The Danish Typographical Union (Dansk Typograf-Forbund) was a trade union representing typographers in Denmark.

The Typographical Association was founded in 1869, focusing its attention on discussions on the development of the trade, and establishing a library for members, in Copenhagen. In 1874, it launched a magazine, the Typograf-Tidende. Frederik Klüglein argued that the union should also take up questions of pay and working conditions, but the union's leader, R. P. Jensen, was initially uninterested. In 1876, Jensen did lead a strike for improved pay but, without links to other labour movement organisations, the union was unable to sustain the action. The strike was lost, members of the union fell below 100, and Jensen resigned.

In 1880, the Jutland Typographical Association was established, soon expanding to become the Danish Typographical Association, covering all the country except Copenhagen.
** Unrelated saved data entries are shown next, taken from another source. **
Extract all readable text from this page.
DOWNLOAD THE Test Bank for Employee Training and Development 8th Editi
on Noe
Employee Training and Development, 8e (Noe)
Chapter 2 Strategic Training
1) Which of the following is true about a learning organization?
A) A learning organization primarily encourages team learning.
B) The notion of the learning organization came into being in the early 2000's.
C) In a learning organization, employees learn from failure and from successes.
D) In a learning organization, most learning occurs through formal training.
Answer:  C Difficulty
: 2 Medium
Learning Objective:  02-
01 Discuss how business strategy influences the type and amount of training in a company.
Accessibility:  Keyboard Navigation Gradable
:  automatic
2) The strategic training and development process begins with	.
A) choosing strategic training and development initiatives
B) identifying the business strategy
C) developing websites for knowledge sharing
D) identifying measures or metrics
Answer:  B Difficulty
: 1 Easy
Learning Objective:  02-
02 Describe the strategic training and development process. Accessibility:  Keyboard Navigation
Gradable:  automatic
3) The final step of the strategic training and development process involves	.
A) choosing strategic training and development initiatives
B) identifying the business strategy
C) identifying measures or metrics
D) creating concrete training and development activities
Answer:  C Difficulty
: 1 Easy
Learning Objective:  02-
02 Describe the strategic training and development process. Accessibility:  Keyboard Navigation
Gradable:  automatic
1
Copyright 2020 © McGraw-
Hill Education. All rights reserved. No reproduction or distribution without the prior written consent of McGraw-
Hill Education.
It jointly adopted the Copenhagen union's magazine, but in 1885, a group of members defected to the Copenhagen union, which renamed itself as the "New Typographical Association", and the two unions broke off relations.

Despite the split, the two unions gradually re-engaged, and in January 1903, they merged to form the "Danish Typographical Union". The new union joined the Danish Confederation of Trade Unions (LO). It won improved working conditions and shorter working hours, and by 1940, it had grown to 4,500 members. By 1992, it had 8,345 members.

In 1962, the union formed the Graphic Workers' Cartel with the Danish Bookbinders' and Stationers' Union, and the Danish Lithographers' Union. However, this loose federation made no progress, and in 1965, the typographers resigned from the LO and the cartel. It rejoined LO in 1971, forming a new Graphics Cartel in 1972, but again this ran into disputes, and was dissolved in 1980. Finally, in 1990, the bookbinders, lithographers, typographers and the Media Federation formed a Graphic Industry and Media Cartel. In 1993, the four unions merged, to form the new Graphics Federation.